Опубликовано в Публикации за 2017-2018 гг.

 В этой статье рассматривается взаимосвязь музыки и духовного мира человека. Автор выделяет две формы духовности, основанные на теистической и пантеистической религиозности, что соответствует двум типам высокой музыки – эйдетической и романтической. Первый основан на интуиции «точечного времени», второй – на интуиции бесконечного пространства. В трактовке явления эмоционального знания   видны очевидные параллели с Живой Этикой, с представлением о чувствознании.  Это прослеживается в понятиях “эмоциональной очевидности”, “вчувствования”,  “интроекции”,  субъективно достоверного знания, где, музыка воспринимается как чувственная реальность…  Дается оценка воображению, как способа существования духа и духовной культуры, сердцевиной которой является искусство. Автор размышляет о глубинных пластах мироздания, о высших силах бытия, о сущности художественного творчества…

 

Кузякина Татьяна Ивановна

 канд. культурологи,

преподаватель Нижневартовского государственного социально-гуманитарного колледжа,

старший преподаватель Нижневартовского государственного гуманитарного университета.

 

 Рассматривая музыку как специфическую форму репрезентации духовного мира человека, мы имеем в виду музыку европейскую, представленную ее классической светской и конфессионально-богослужебной – традициями. Выросшей из средневекового менестрельства музыки развлекательной мы не касаемся. Это особая тема, которая должна обсуждаться серьезно, но отдельно.

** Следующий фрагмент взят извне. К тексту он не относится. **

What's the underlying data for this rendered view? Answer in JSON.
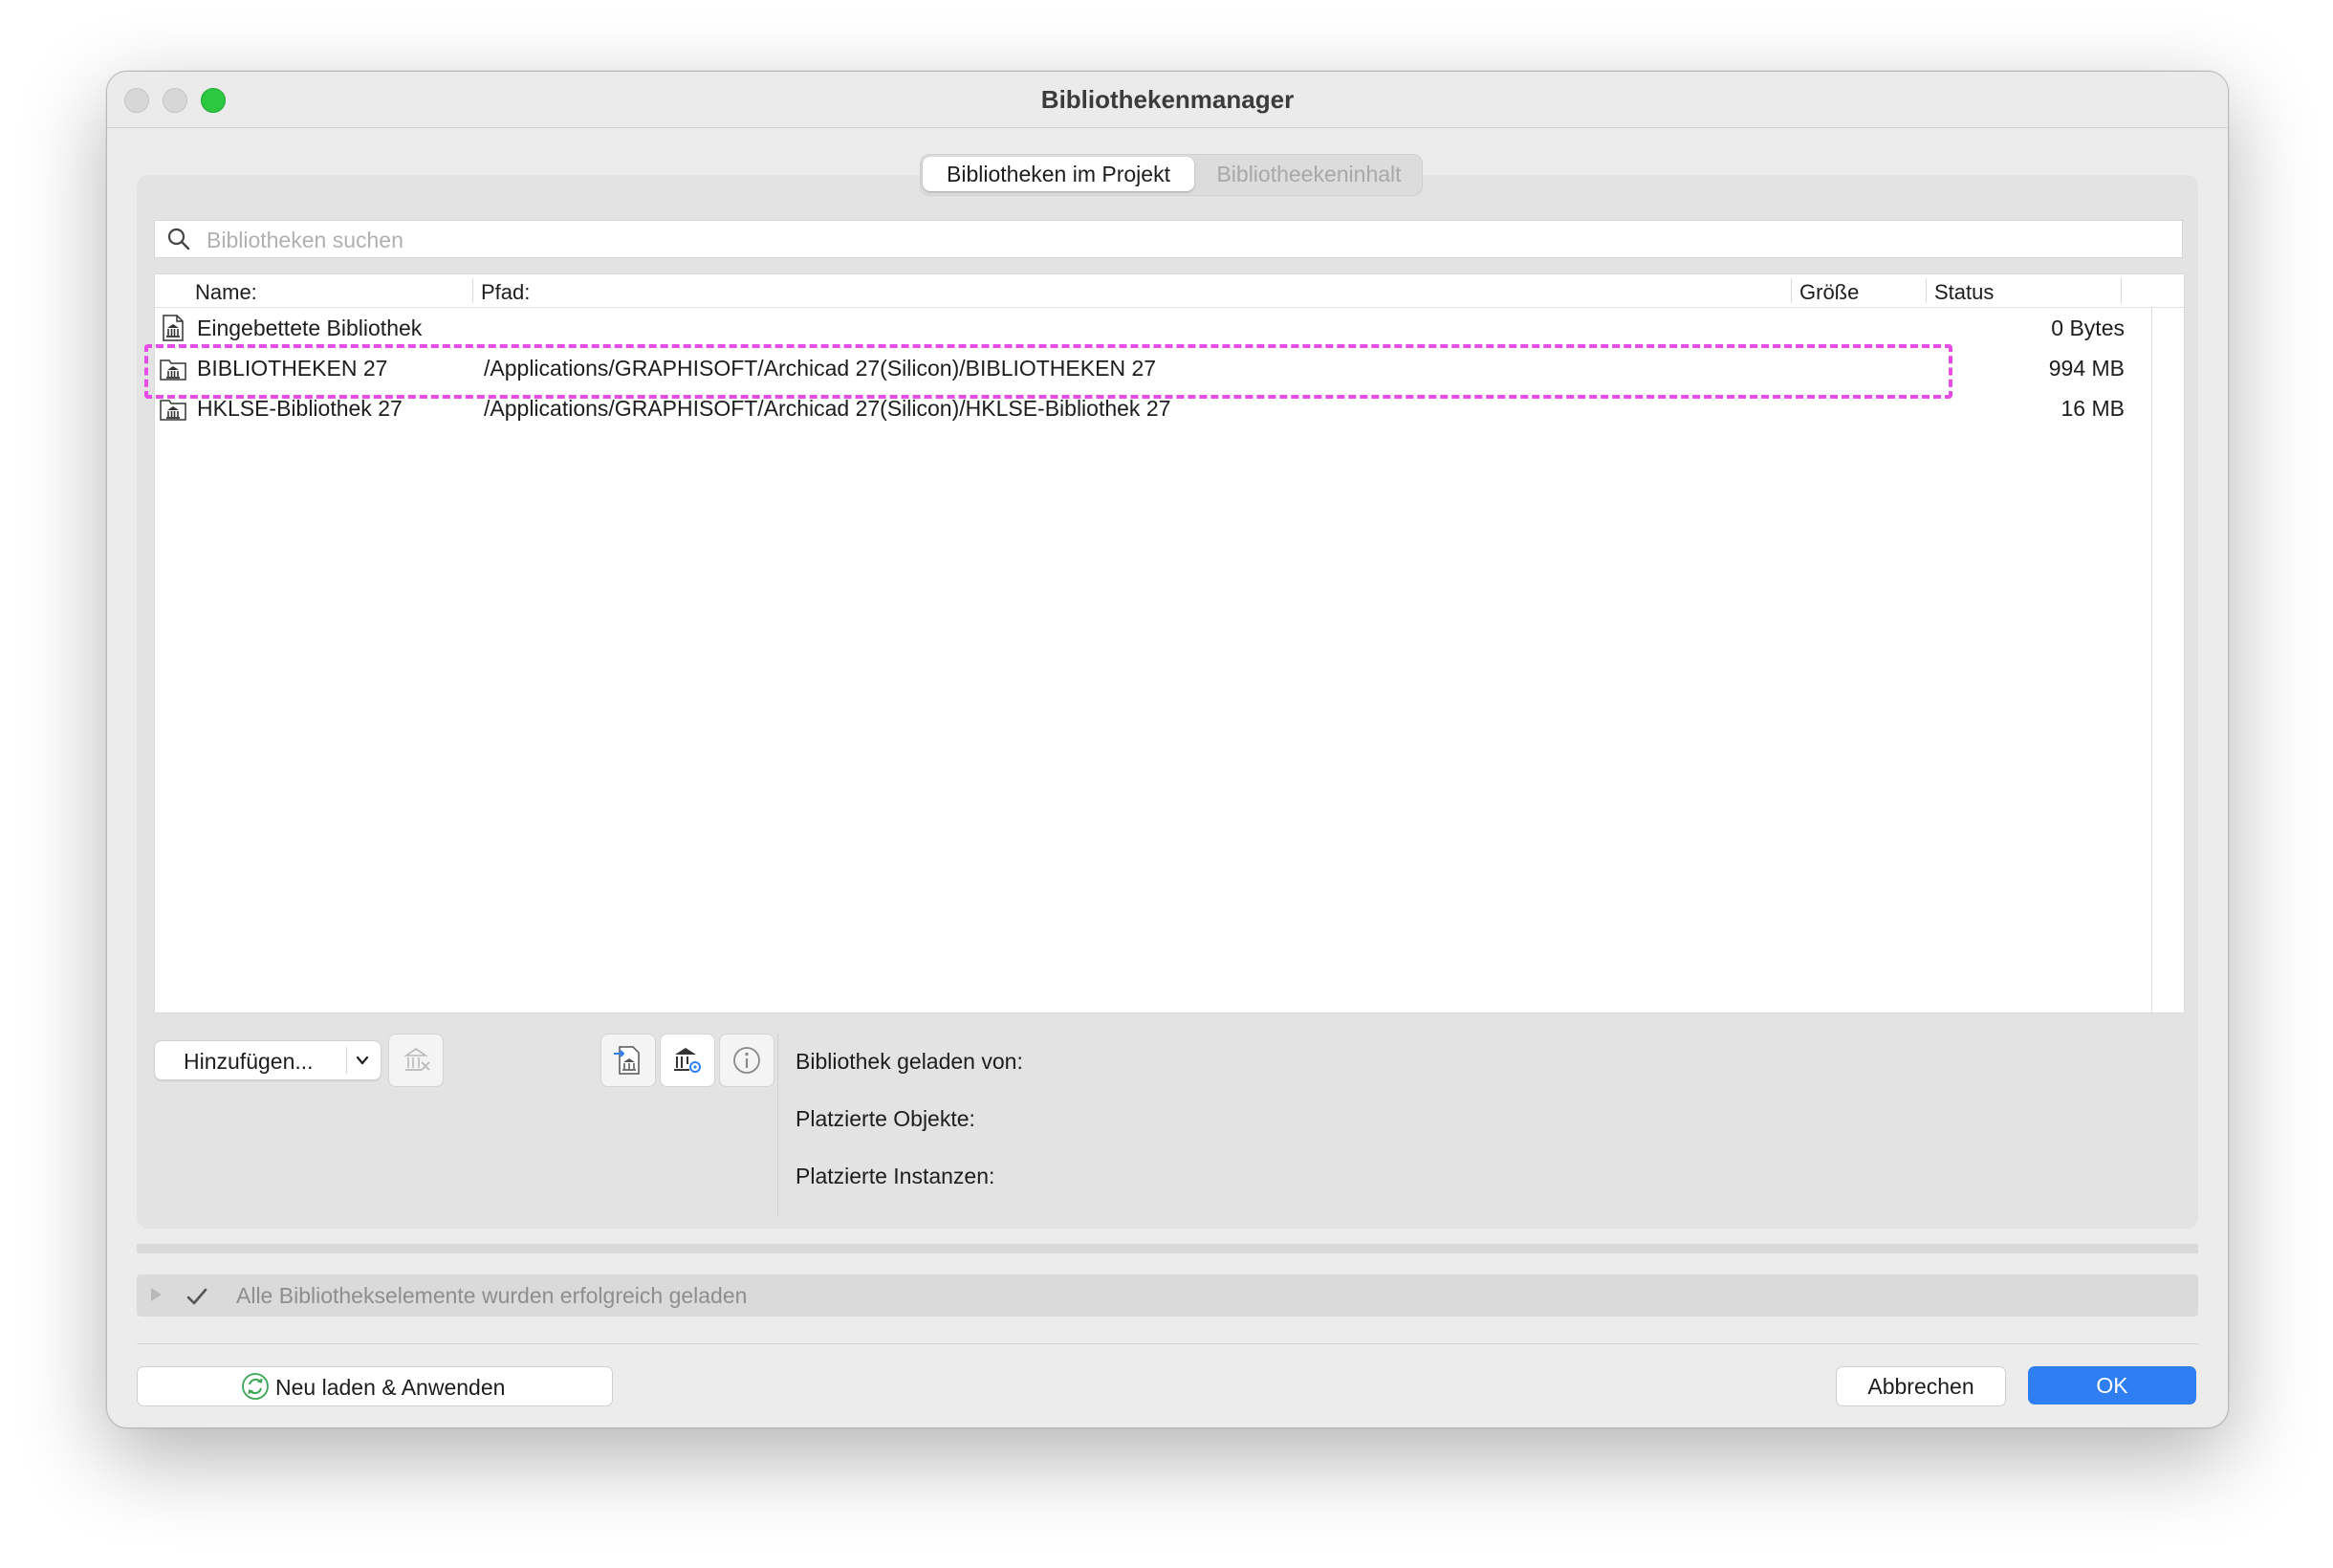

Музыка, всегда сопровождавшая жизнь человека, в своих глубинах отражает важнейшие, первопричинные основы бытия. Из века в век, от человека к человеку музыка передает свою духовную энергию, приподнимая человека над неотступными тяготами его бытия. Существует множество интерпретаций духовности, и количество их неизменно растет. Сложившееся многообразие отражает сложность, глубину, многогранность и противоречивость духовных аспектов бытия. Мы рассмотрим два подхода к духовности в музыке: традиционный и нетрадиционный. Для нас более приемлем подход к духовности, основания которого разработаны в некоторых классических трудах европейской философии и эстетики, и в систематической форме эксплицирован в комментаторских работах [9, с. 85-114]. Роль и место музыки в сопряжении с духовностью при таком подходе видится несколько иначе, чем в современной эстетике, традиционном музыкознании, основывающихся на представлении о ее многофункциональности.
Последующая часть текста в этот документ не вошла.